Entscheidungsstichwort (Thema)
Schwerbehindertenrecht: Feststellung des Grades einer Behinderung. Bildung eines Gesamt-GdB
Orientierungssatz
1. Bestehen bei einem Betroffenen mehrere Gesundheitsstörungen, die jeweils für sich einen Grad der Behinderung (GdB) rechtfertigen, so sind diese bei der Bildung des Gesamt-GdB jedenfalls dann jeweils erhöhend zu berücksichtigen, wenn die Auswirkungen der einzelnen Funktionsbeeinträchtigungen voneinander unabhängig wirken und verschiedene Bereiche im Ablauf des täglichen Lebens beeinträchtigen.
2. Einzelfall zur Bildung eines Gesamt-GdB bei mehreren Einzel-GdB (hier: Gesamt-GdB von 50 gebildet).
Tenor
Auf die Berufung der Klägerin wird das Urteil des Sozialgerichts Frankfurt (Oder) vom 13. Dezember 2016 aufgehoben sowie der Beklagte unter Änderung des Bescheides vom 25. Juni 2012 in der Gestalt des Widerspruchsbescheides vom 23. Oktober 2012 verpflichtet, bei der Klägerin mit Wirkung ab dem 7. Mai 2012 einen Grad der Behinderung von 50 festzustellen.

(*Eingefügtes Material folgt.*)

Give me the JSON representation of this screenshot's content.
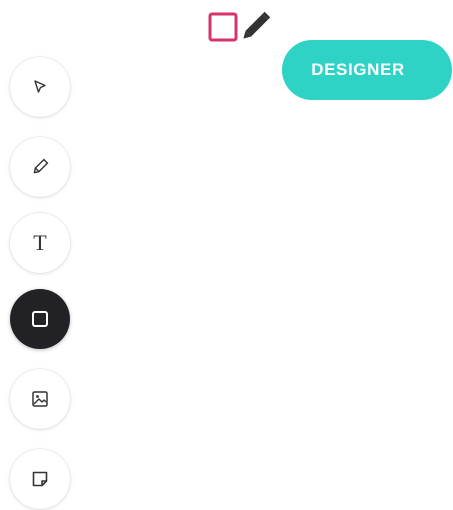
{
  "header": {
    "designer_label": "DESIGNER",
    "logo_icon": "square-pencil-logo-icon"
  },
  "colors": {
    "accent": "#2ed3c6",
    "logo_pink": "#d6336c",
    "active_tool_bg": "#222226"
  },
  "toolbar": {
    "tools": [
      {
        "name": "select",
        "icon": "cursor-arrow-icon",
        "active": false
      },
      {
        "name": "pencil",
        "icon": "pencil-icon",
        "active": false
      },
      {
        "name": "text",
        "icon": "text-icon",
        "glyph": "T",
        "active": false
      },
      {
        "name": "rectangle",
        "icon": "square-icon",
        "active": true
      },
      {
        "name": "image",
        "icon": "image-icon",
        "active": false
      },
      {
        "name": "sticky-note",
        "icon": "sticky-note-icon",
        "active": false
      }
    ]
  }
}
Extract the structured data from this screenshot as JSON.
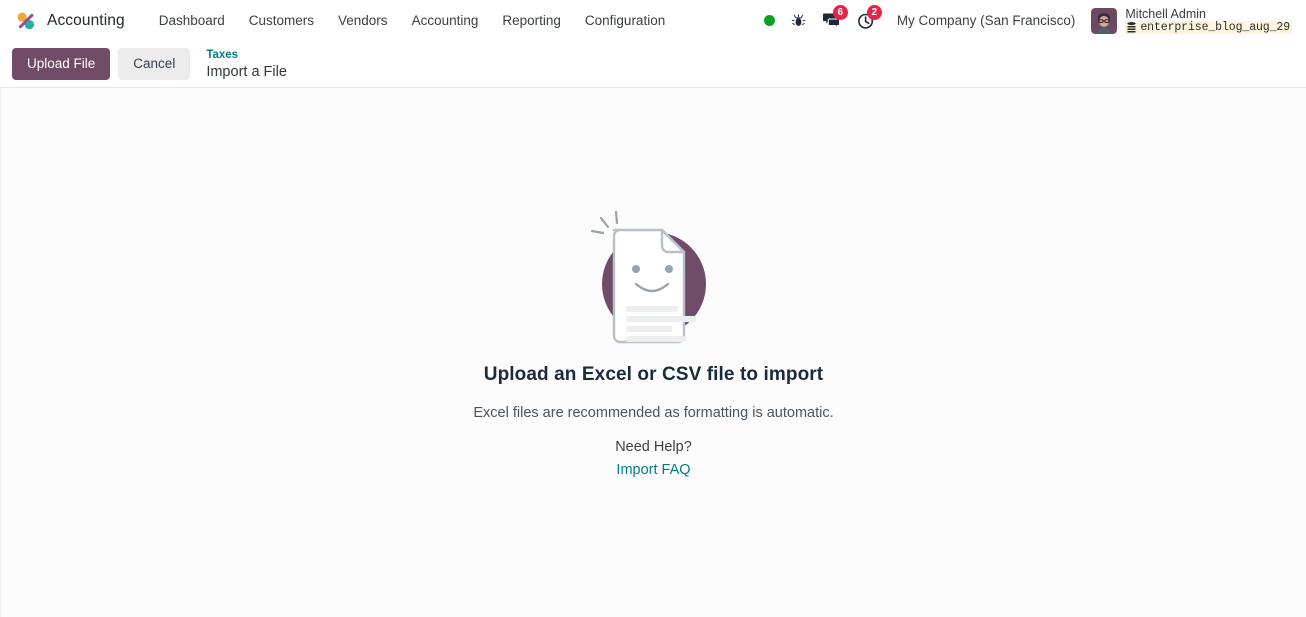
{
  "navbar": {
    "logo_icon": "odoo-percent-logo",
    "app_name": "Accounting",
    "menu_items": [
      {
        "label": "Dashboard",
        "name": "dashboard"
      },
      {
        "label": "Customers",
        "name": "customers"
      },
      {
        "label": "Vendors",
        "name": "vendors"
      },
      {
        "label": "Accounting",
        "name": "accounting"
      },
      {
        "label": "Reporting",
        "name": "reporting"
      },
      {
        "label": "Configuration",
        "name": "configuration"
      }
    ],
    "systray": {
      "status_indicator": {
        "icon": "green-status-dot",
        "color": "#0f9d26"
      },
      "debug": {
        "icon": "bug-icon"
      },
      "messages": {
        "icon": "messages-icon",
        "count": "6"
      },
      "activities": {
        "icon": "clock-activity-icon",
        "count": "2"
      },
      "company": "My Company (San Francisco)",
      "user": {
        "name": "Mitchell Admin",
        "database": "enterprise_blog_aug_29",
        "database_icon": "database-icon",
        "avatar_icon": "user-avatar"
      }
    }
  },
  "control_panel": {
    "upload_label": "Upload File",
    "cancel_label": "Cancel",
    "breadcrumb_parent": "Taxes",
    "breadcrumb_current": "Import a File"
  },
  "main": {
    "illustration_icon": "smiling-document-illustration",
    "title": "Upload an Excel or CSV file to import",
    "subtitle": "Excel files are recommended as formatting is automatic.",
    "help_label": "Need Help?",
    "faq_link": "Import FAQ"
  },
  "colors": {
    "primary_purple": "#714B67",
    "link_teal": "#017E84",
    "badge_red": "#E5234B",
    "status_green": "#0F9D26"
  }
}
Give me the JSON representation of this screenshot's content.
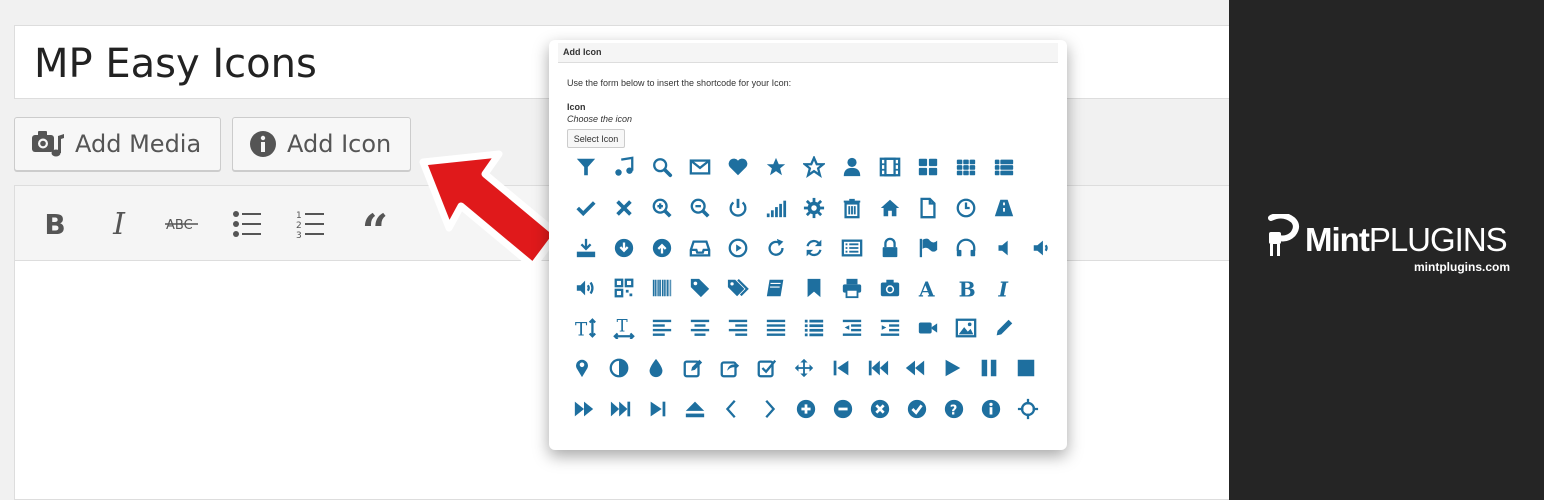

Der Beklagte hat der Klägerin deren notwendige außergerichtliche Kosten des gesamten gerichtlichen Verfahrens in vollem Umfang zu erstatten.
Die Revision wird nicht zugelassen.
Tatbestand
Die Beteiligten streiten über die Höhe des bei der Klägerin festzustellenden Grades der Behinderung (GdB).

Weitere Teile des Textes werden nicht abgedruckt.